2 days of rain have made the blacktop black - hopefully it stays this way until ..........forever (wishful thinking.)
Took the car out for a minor shakedown and to burn in the EBC front pads. I wanted to lean on it hard, but.........I'm old, cautious, nervous..........ok, maybe old, but not the other two
The EBC yellow front pads after getting properly broken in - yup, the car now stops with manual brakes comfortably from 100+. Thanks Dave for the manual conversion!!
I upgraded the Holley software to V2 to be ready for the IO box software (yes I bought one of the 554-165 boxes), and also to have Holley data for the Bosch 210's. The software upgrade went OK (thanks Duke for some guidance), but the injector data swap basically put me at square one with the tune in terms of keeping the rods in the block and straight. So the idea of leaning on it hard went away. I dropped out some timing and worked at getting the fuel table safe. I succeeded in safe, but not anywhere close to maximum the amount of 'street go'.
I put it to 20 psi a couple of times with the timing in the tank and the AFR fat enough that could see a cloud of unburnt fuel smoke behind me. I saved the datalogs from the two hits and I'm working on them from there. I measured success in driving it home with all rods, bearings and block in tact. After approx 25 miles of driving it on the highway the pump gas driving tune is pretty clean - thank you Holley!! It's insane how fast this system will learn. For a naturally aspirated build this is crazy safe and easy. The atmosphere and a half of pressure is the only thing making it a little tricky, but not too tricky.
I put on the summer tires, MT ET street 255/50R15's and I experienced a minor amount of vibration on one 10-15psi blast. I'm attributing it to never changing the pinion angle after dropping the rear with spring upgrade that I did over the winter that dropped the rear about 1 1/2". The pinion angle presently is about 4 degrees negative (down) from the transmission. 3-5 degrees is what all of the experts recommend, but I've always set everything in the -1 to 0 zero range and never had an issue.
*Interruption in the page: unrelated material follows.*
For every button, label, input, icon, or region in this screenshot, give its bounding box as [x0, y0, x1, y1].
The 5409 springs are shorter but a faster spring rate (stiffer). I'm not sure which of those is contributing and I'm sure the fine shock package I have (rusty blue no namer's) isn't contributing :-0 (sarcasm) . I'm going to reset the pinion angle to -1 to 0 zero and see if it has any effect and go from there. I have access to a good set of Bilsteins if the pinion angle change doesn't resolve it.
Hoping for the weather to hold, swap it to straight E85 (E70) and play with the boost control to see what I can break this weekend.